The law mandated employees contribute more (with a goal of 12%)
[E]mployees at more than 100 districts – approximately one-quarter of Wisconsin’s 422 public school districts – paid less than 12 percent towards their monthly health insurance premiums in the 2017-18 school year. Still, that’s a far cry from 2010-11, when 43 percent of all districts paid the the entirety of their employee premiums on single plans every month. Today, just 6.4 percent of districts pay employee premiums in full.
Health insurance could be bid out
Apparently unions could dictate which insurance could be purchased
The analysis found that Wisconsin saved $3.36 billion by requiring government employees contribute a reasonable amount to their own retirement. The analysis also estimates local units of governments saved an additional $404.8 million total by taking common sense steps like opening their employees’ health insurance to competitive bidding. Milwaukee Public Schools saved $1.3 billion in long-term pension liabilities, and Neenah saved $97 million in long-term pension liabilities in addition to other savings.

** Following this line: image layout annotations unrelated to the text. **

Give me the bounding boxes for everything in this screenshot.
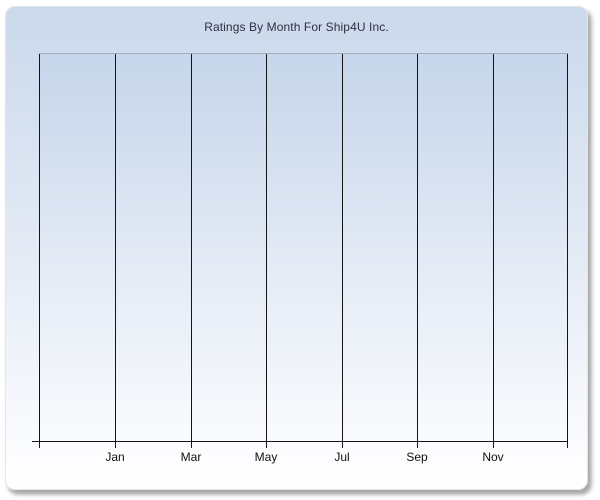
x-tick-label: Nov [482,450,504,464]
plot-gridline [342,54,343,442]
x-axis-tick [39,442,40,448]
x-tick-label: Sep [406,450,428,464]
x-axis-tick [115,442,116,448]
x-axis-tick [266,442,267,448]
x-tick-label: Jul [334,450,350,464]
x-axis-tick [567,442,568,448]
plot-gridline [417,54,418,442]
x-axis-tick [342,442,343,448]
x-axis-line [32,441,568,442]
plot-gridline [191,54,192,442]
plot-gridline [39,54,40,442]
plot-area: Jan Mar May Jul Sep Nov [32,53,568,464]
x-tick-label: Mar [180,450,202,464]
x-tick-label: Jan [105,450,125,464]
plot-gridline [115,54,116,442]
plot-gridline [266,54,267,442]
x-axis-tick [417,442,418,448]
plot-gridline [493,54,494,442]
chart-panel: Ratings By Month For Ship4U Inc. Jan [5,6,588,490]
x-axis-tick [493,442,494,448]
chart-title: Ratings By Month For Ship4U Inc. [204,20,389,34]
x-axis-tick [191,442,192,448]
x-tick-label: May [254,450,278,464]
plot-gridline [567,54,568,442]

Nobody goes into detail as to what that renegotiation entails, but it's quite possible the unions had their own deals with health insurance providers, and mandated their use in contract negotiations. Since the state picked up all premiums in many districts, there would be little incentive to select economical plans.
Remember, the net effect of Act 10 was to weaken collective bargaining in Wisconsin. With weaker unions, many government agencies were free to make decisions that the unions likely would have objected to prior to the law.